Брижит всегда появлялась у родителей с большой живостью, и, прежде чем снова погрузиться в ничтожество своей повседневности, отец вздыхал: «Ах, это моя дочь!» Она шла вместе с матерью за покупками, она всегда приносила подарки, чтобы добавить жизни их дому. Во время ее последнего посещения мать обмолвилась, что они хотят покинуть Париж и перебраться в какой-то дом престарелых в Тулоне. Брижит и Жерару было бы куда сложнее навещать их там; не было ли это стратегией постепенного отдаления, переходом на последнюю лестничную площадку перед смертью? Брижит не хотелось об этом думать, она предпочитала оставаться в сфере вещей конкретных. Она снова заговорила о госпоже Лопез, очаровательной домработнице, которую мать уволила под весьма туманным предлогом: «Она ничего не умеет делать как следует!» Быть может, таким образом мать хотела наказать себя за то, что больше не могла делать все сама. Брижит рассердилась и сказала, что в таком случае необходимо найти кого-нибудь другого – не собираются же родители захлебнуться в грязи? Она спросила отца, что он обо всем этом думает; ему было совершенно наплевать.
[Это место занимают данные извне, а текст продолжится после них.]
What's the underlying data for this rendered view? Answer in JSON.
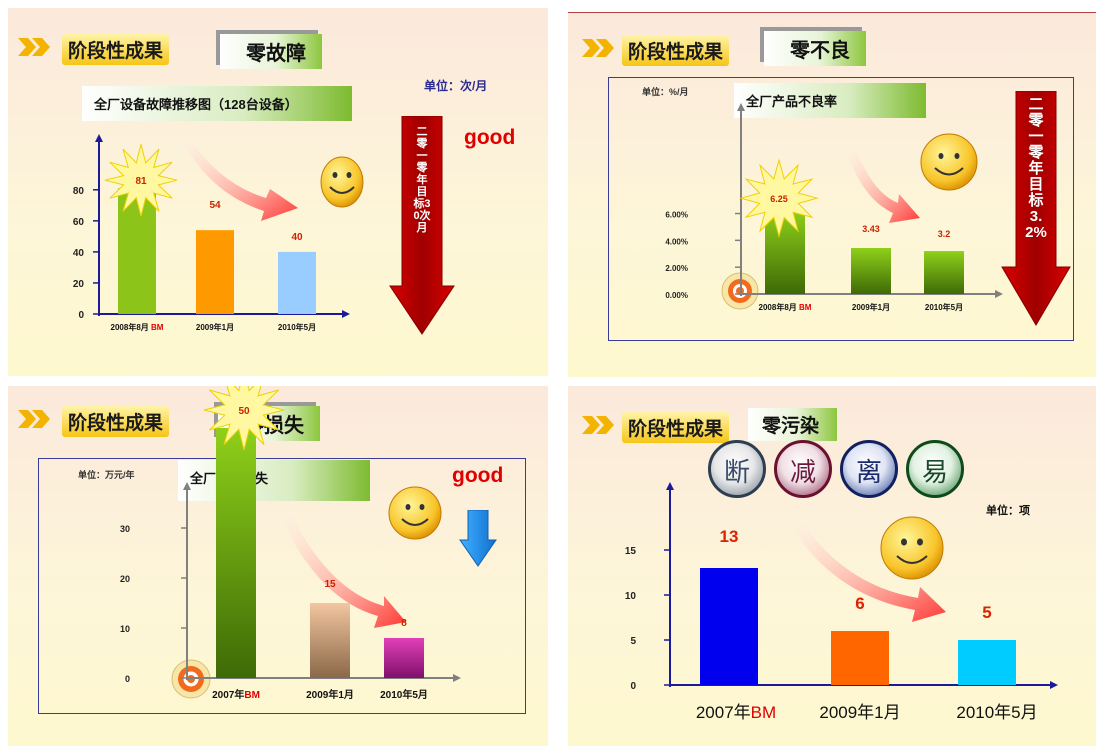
{
  "common": {
    "stage_badge": "阶段性成果"
  },
  "panel1": {
    "topic": "零故障",
    "unit": "单位：次/月",
    "good": "good",
    "arrow_text": "二零一零年目标30次月",
    "chart_title": "全厂设备故障推移图（128台设备）"
  },
  "panel2": {
    "topic": "零不良",
    "unit": "单位：%/月",
    "arrow_text": "二零一零年目标3.2%",
    "chart_title": "全厂产品不良率"
  },
  "panel3": {
    "topic": "零损失",
    "unit": "单位：万元/年",
    "good": "good",
    "chart_title": "全厂资源损失"
  },
  "panel4": {
    "topic": "零污染",
    "unit": "单位：项",
    "circles": [
      "断",
      "减",
      "离",
      "易"
    ]
  },
  "chart_data": [
    {
      "type": "bar",
      "title": "全厂设备故障推移图（128台设备）",
      "categories": [
        "2008年8月 BM",
        "2009年1月",
        "2010年5月"
      ],
      "values": [
        81,
        54,
        40
      ],
      "data_labels": [
        "81",
        "54",
        "40"
      ],
      "yticks": [
        "0",
        "20",
        "40",
        "60",
        "80"
      ],
      "ylim": [
        0,
        95
      ],
      "colors": [
        "#8cc41a",
        "#ff9900",
        "#99ccff"
      ]
    },
    {
      "type": "bar",
      "title": "全厂产品不良率",
      "categories": [
        "2008年8月 BM",
        "2009年1月",
        "2010年5月"
      ],
      "values": [
        6.25,
        3.43,
        3.2
      ],
      "data_labels": [
        "6.25",
        "3.43",
        "3.2"
      ],
      "yticks": [
        "0.00%",
        "2.00%",
        "4.00%",
        "6.00%"
      ],
      "ylim": [
        0,
        8.5
      ],
      "colors": [
        "#6aaa10",
        "#6aaa10",
        "#6aaa10"
      ]
    },
    {
      "type": "bar",
      "title": "全厂资源损失",
      "categories": [
        "2007年BM",
        "2009年1月",
        "2010年5月"
      ],
      "values": [
        50,
        15,
        8
      ],
      "data_labels": [
        "50",
        "15",
        "8"
      ],
      "yticks": [
        "0",
        "10",
        "20",
        "30"
      ],
      "ylim": [
        0,
        40
      ],
      "colors": [
        "#6aaa10",
        "#d8a070",
        "#c0108a"
      ]
    },
    {
      "type": "bar",
      "categories": [
        "2007年BM",
        "2009年1月",
        "2010年5月"
      ],
      "values": [
        13,
        6,
        5
      ],
      "data_labels": [
        "13",
        "6",
        "5"
      ],
      "yticks": [
        "0",
        "5",
        "10",
        "15"
      ],
      "ylim": [
        0,
        20
      ],
      "colors": [
        "#0000ee",
        "#ff6600",
        "#00ccff"
      ]
    }
  ]
}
Пришлось тогда самой Брижит пройтись по квартире с пылесосом и вытереть пыль с мебели. Заметив, что окна грязные, она сначала не решилась. Губы ее расплылись в улыбке, особенно при воспоминании об ужине у Марселя и Лоранс. Затем она все же принялась за дело. Обстоятельства были совершенно иные!
Видя, что его дочери приходится заниматься уборкой, отец раздраженно буркнул матери:
– Знать ничего не желаю: на будущей неделе позовешь госпожу Лопез!
Чего, собственно, Брижит и добивалась: чтобы дом ожил, чтобы отец снова принял участие в повседневных делах. Она так сноровисто мыла окна, что мать даже удивилась, и в голове у нее промелькнуло: «Можно подумать, она занимается этим каждый день!» Она и представить себе не могла, до какой степени была права. Муж любезно попросил у нее попить; вот уже по меньшей мере три десятилетия, как он ничего не просил любезно у своей сварливой супруги. У него вдруг пересохло в горле. Ей тоже захотелось пить. Между тем она была уверена, что пять минут назад выпила полный стакан воды.
Через две минуты весьма результативного мытья Брижит обернулась. То, что она увидела, опять напомнило ей Марселя и Лоранс.